As a black women in her late 40s, I often don’t think of myself in terms of how privilege works in my own life. It is so easy to think about the privilege I don’t have, than to focus on the privilege I do have. But I got a firsthand look at it on Wednesday, January 7, 2015, one of the coldest days we’ve experienced this winter. The wind-chill was in the Negative Twenties and reports of sick babies in the shelters was enough to make me brave the cold in search of cold medicines to take to these precious lambs whose only crime was to be born into poverty and a world that often forgets them.
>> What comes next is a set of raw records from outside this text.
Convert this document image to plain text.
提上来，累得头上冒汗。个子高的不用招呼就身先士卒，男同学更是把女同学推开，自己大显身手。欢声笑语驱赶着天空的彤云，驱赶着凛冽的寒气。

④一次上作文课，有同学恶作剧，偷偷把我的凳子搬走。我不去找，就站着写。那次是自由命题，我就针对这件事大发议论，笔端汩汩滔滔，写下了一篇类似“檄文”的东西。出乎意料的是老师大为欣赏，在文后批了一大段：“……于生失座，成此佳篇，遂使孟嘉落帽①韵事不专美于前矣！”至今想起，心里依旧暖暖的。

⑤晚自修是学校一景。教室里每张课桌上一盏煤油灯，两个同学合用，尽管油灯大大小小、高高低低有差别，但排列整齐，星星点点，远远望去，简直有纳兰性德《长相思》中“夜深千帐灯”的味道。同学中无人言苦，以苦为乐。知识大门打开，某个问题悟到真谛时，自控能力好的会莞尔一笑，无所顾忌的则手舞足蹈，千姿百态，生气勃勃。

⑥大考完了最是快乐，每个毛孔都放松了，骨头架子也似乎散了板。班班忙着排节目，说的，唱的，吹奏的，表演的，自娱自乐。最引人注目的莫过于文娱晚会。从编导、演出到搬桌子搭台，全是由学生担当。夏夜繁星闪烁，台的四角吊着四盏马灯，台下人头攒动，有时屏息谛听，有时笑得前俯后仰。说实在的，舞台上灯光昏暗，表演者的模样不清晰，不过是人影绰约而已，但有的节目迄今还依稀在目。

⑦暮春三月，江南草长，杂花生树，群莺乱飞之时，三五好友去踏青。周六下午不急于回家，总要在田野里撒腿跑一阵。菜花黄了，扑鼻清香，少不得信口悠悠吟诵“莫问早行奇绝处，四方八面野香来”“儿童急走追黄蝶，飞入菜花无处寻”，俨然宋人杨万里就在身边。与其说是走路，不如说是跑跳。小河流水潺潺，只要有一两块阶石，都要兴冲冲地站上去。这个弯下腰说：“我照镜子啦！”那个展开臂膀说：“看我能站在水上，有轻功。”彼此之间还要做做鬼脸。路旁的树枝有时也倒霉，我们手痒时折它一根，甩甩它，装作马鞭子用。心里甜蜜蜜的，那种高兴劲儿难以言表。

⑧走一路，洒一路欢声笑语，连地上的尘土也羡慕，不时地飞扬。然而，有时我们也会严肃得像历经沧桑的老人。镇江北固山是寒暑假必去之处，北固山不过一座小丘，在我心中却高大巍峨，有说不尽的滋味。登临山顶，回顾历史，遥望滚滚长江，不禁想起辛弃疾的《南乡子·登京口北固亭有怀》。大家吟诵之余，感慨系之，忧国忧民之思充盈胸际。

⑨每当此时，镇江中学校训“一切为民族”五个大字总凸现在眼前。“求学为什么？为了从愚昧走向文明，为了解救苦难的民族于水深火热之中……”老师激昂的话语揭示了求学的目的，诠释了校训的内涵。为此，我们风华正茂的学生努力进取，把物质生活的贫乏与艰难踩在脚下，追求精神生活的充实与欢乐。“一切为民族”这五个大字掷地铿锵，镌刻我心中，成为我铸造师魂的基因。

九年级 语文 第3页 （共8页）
So, I racked my brains to figure out how I could get the most bang for my buck with limited teacher’s budget, and I remembered the Dollar Tree sold cold medicine so I bundled up and headed to the store. I went to the medicine aisle in the store with purpose. And I scored BIG. I was able to get 25 bottles of Tylenol and Tussin for babies and small children. I almost danced a jig. I even went on and bought some pacifiers (2 per pack), baby bottles and baby wipes! When I got to the counter, the sales person smiled at me and I smiled at her. She said, “That’s a lot of cold medicine.” I laughed and said, “Yes. Didn’t I do good. I’m taking these to the Holy Family Shelter to help those sick babies get better.” She practically teared up and as she rang me up she said, “God bless you, honey.” I said the words back to her, and then bebopped out to my car.
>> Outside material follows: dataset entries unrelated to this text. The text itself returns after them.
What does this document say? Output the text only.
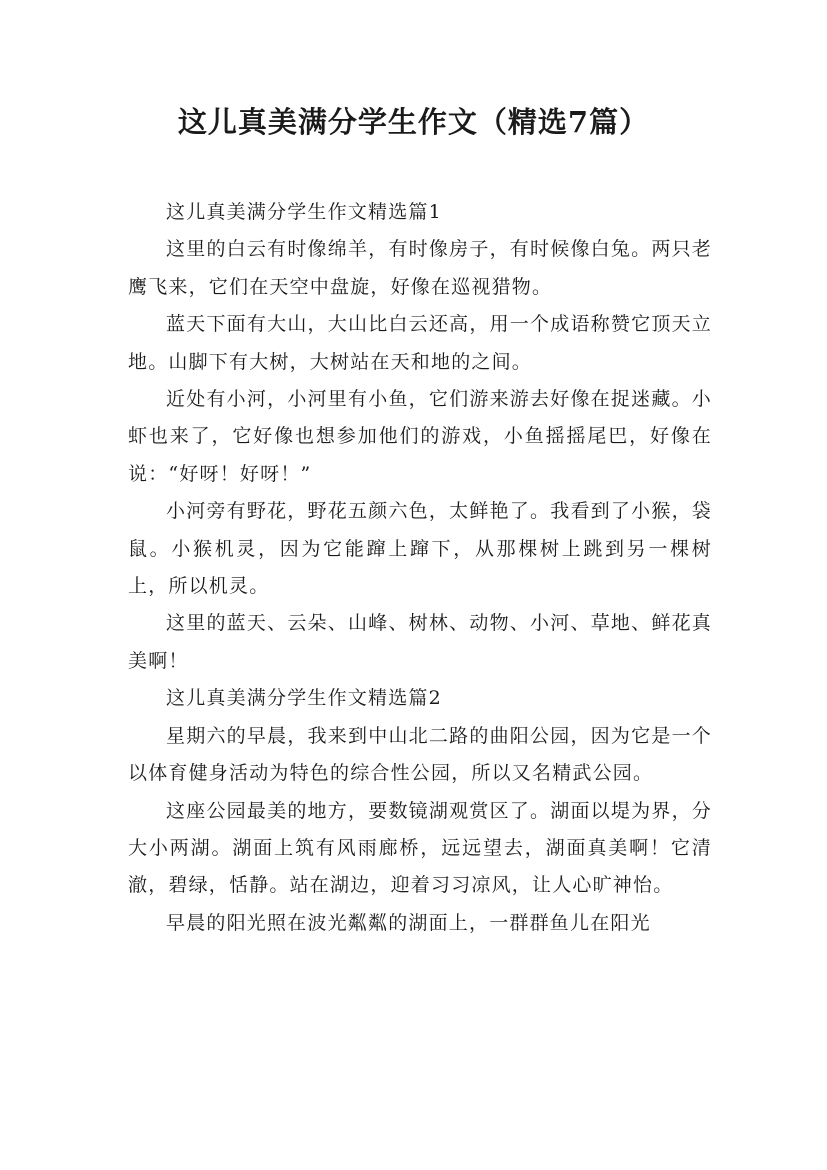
这儿真美满分学生作文（精选7篇）

这儿真美满分学生作文精选篇1

这里的白云有时像绵羊，有时像房子，有时候像白兔。两只老鹰飞来，它们在天空中盘旋，好像在巡视猎物。

蓝天下面有大山，大山比白云还高，用一个成语称赞它顶天立地。山脚下有大树，大树站在天和地的之间。

近处有小河，小河里有小鱼，它们游来游去好像在捉迷藏。小虾也来了，它好像也想参加他们的游戏，小鱼摇摇尾巴，好像在说：“好呀！好呀！”

小河旁有野花，野花五颜六色，太鲜艳了。我看到了小猴，袋鼠。小猴机灵，因为它能蹿上蹿下，从那棵树上跳到另一棵树上，所以机灵。

这里的蓝天、云朵、山峰、树林、动物、小河、草地、鲜花真美啊！

这儿真美满分学生作文精选篇2

星期六的早晨，我来到中山北二路的曲阳公园，因为它是一个以体育健身活动为特色的综合性公园，所以又名精武公园。

这座公园最美的地方，要数镜湖观赏区了。湖面以堤为界，分大小两湖。湖面上筑有风雨廊桥，远远望去，湖面真美啊！它清澈，碧绿，恬静。站在湖边，迎着习习凉风，让人心旷神怡。

早晨的阳光照在波光粼粼的湖面上，一群群鱼儿在阳光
As I was driving towards the shelter, it hit me. Wait a minute. YOU just bought 25 bottles of medicine and no one even doubted your story. How is that? And then I got it. It is amazing I didn't stop my car in the middle of the interstate. I just experienced middle aged privilege and I was totally oblivious to it while I was in the moment. WOW, I thought. A part of me wanted to rush and share with my students what I just experienced, and the other part was like, DANG. You just got treated like an old lady. I thought about it. I was dressed nice. I spoke clearly and confidently. And my salt and pepper hair gave me that added boost of credibility. Not to mention the person waiting on me was also middle aged. We spoke each other "language." She looked at me and saw a comrade not someone who was going to go home and abuse her new stash of cold meds.
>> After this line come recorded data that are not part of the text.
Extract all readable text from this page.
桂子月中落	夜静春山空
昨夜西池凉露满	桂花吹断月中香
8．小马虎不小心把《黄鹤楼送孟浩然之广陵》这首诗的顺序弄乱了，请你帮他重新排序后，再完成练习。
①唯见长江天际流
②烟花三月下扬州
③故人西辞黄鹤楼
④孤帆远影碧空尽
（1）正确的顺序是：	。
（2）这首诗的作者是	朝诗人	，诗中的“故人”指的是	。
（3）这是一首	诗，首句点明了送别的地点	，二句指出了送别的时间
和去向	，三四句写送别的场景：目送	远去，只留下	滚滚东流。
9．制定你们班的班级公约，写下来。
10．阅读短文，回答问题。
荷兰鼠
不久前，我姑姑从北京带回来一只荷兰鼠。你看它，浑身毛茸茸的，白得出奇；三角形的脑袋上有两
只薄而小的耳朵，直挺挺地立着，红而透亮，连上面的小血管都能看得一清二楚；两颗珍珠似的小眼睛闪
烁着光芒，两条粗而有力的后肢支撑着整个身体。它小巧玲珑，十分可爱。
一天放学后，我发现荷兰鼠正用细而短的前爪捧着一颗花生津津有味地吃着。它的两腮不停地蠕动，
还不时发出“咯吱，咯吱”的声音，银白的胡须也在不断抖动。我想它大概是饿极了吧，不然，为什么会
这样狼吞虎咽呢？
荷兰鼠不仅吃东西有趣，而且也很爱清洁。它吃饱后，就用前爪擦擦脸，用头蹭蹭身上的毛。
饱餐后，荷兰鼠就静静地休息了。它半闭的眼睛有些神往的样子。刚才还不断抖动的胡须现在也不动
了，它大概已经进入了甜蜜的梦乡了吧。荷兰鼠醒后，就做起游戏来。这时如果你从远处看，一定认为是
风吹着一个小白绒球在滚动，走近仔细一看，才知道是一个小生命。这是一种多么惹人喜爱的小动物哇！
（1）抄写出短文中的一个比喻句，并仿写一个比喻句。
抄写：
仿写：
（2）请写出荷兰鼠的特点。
Had a twenty-something person bounced into the store with the same intentions, I doubt the outcome would have been the same. At the very least, the manager would have probably been called up to ascertain the intentions of the young buyer. At the very worst, police or store security could have been brought into the picture. Who knows?
When I went back and told my students, they all groaned at the same time when I got to the part about going to the counter with all of my baby meds. One young white male said, “I would have gotten busted big time.” Another said, “I would not have even attempted to buy that much medicine at one time.”
In that moment, I think privilege began to make sense to some of my students. Some of them realized what I'd been telling them which is privilege is often so unconscious to the person experiencing it, that unless that person is really striving to recognize how privilege works in his/her life, that person can miss it. Had I not been teaching this section on privilege I probably wouldn’t have even recognized that I had experienced it. I would have delivered my baby meds and just celebrated the fact that I got an incredible deal that was going to take care of a lot of sick babies.